Text: Josefine Spiro
Standing at 320 meters (1049 feet), with a cable car shuttling both visitors and local inhabitants up and down daily, Mount Floyen is among the oldest and most popular tourist attractions in Norway.
Though Bergen is a city I have visited many times, I never bothered to ride the world-famous cable car (Fløibanen) until now. Why? I never thought it was worth it – just for the view. After all, we have plenty of beautiful views in Norway.
On a recent visit, however, I did eventually take the Fløibanen – and quickly realized one thing... I was wrong.
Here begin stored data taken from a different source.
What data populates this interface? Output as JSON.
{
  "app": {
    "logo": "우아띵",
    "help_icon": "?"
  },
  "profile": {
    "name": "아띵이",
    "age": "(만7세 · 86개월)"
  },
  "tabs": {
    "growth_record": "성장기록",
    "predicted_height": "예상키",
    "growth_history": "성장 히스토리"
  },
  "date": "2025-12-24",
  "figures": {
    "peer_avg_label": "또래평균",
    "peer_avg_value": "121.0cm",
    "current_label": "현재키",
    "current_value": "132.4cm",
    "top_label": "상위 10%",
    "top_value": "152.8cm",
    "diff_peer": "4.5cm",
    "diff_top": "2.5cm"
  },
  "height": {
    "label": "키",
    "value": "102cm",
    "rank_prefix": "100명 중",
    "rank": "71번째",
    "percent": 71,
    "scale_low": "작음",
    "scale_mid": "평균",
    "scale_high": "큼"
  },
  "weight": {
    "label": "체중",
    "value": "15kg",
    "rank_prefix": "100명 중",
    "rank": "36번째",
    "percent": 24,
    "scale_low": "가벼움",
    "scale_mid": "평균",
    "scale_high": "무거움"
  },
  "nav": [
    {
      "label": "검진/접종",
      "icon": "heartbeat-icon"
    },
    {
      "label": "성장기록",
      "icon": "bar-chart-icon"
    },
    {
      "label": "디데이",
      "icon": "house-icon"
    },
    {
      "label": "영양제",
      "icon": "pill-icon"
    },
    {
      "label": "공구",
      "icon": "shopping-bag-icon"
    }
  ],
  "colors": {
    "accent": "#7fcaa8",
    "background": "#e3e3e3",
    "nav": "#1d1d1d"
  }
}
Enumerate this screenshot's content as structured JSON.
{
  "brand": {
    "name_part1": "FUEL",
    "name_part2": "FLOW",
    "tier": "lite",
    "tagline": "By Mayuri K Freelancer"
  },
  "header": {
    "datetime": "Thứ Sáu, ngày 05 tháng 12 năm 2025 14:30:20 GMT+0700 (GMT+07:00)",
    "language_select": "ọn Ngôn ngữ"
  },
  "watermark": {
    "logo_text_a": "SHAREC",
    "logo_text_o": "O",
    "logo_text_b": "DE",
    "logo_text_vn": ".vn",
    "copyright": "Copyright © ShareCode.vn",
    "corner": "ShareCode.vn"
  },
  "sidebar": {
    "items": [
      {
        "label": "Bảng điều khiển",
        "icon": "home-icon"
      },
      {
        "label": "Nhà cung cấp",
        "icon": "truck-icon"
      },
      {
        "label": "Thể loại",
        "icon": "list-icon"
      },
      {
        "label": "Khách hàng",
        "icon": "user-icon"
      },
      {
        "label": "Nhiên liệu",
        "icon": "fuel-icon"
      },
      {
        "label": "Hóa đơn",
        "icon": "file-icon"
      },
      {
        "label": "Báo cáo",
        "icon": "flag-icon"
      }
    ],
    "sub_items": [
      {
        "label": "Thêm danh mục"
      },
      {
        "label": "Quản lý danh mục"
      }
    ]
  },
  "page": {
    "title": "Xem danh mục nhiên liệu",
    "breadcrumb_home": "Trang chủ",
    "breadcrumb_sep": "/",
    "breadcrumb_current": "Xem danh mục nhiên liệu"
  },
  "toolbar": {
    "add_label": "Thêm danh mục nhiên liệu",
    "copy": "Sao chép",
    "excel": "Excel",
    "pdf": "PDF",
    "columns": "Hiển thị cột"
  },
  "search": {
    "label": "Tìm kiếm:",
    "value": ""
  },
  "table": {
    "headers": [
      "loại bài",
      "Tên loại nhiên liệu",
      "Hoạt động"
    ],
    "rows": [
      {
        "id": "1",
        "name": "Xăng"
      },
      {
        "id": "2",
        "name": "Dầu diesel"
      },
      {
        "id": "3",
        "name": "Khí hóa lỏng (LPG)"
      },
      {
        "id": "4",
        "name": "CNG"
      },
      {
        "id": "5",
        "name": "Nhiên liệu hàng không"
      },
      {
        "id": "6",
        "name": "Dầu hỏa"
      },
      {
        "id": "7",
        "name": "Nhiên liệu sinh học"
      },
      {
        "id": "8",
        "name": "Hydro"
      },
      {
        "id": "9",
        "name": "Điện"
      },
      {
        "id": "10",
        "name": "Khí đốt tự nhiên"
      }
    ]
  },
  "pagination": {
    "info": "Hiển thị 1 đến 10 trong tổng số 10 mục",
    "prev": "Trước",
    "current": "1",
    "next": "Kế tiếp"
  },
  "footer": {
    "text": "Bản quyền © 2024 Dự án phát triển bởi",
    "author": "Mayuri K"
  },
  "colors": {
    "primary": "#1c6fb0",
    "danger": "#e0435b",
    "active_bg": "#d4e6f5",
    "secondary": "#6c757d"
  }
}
I discovered that Mount Fløyen not only offers spectacular views, both from the cable car and from a number of platforms at the top. It has cafes, art, playgrounds, free canoe paddling, swimming in a forest lake, a park for exercise, snowshoeing, a fancy treehouse, a “reading booth”, goats, mushrooms, and many hiking opportunities.
How could I have been unaware of all this? Probably because I haven’t kept track of the times.
But Anita Nybø has. After she became the managing director of Fløibanen in 2015 – and at that point, Fløyen mostly was about scenic views – attractions and activities appeared one by one on the city mountain.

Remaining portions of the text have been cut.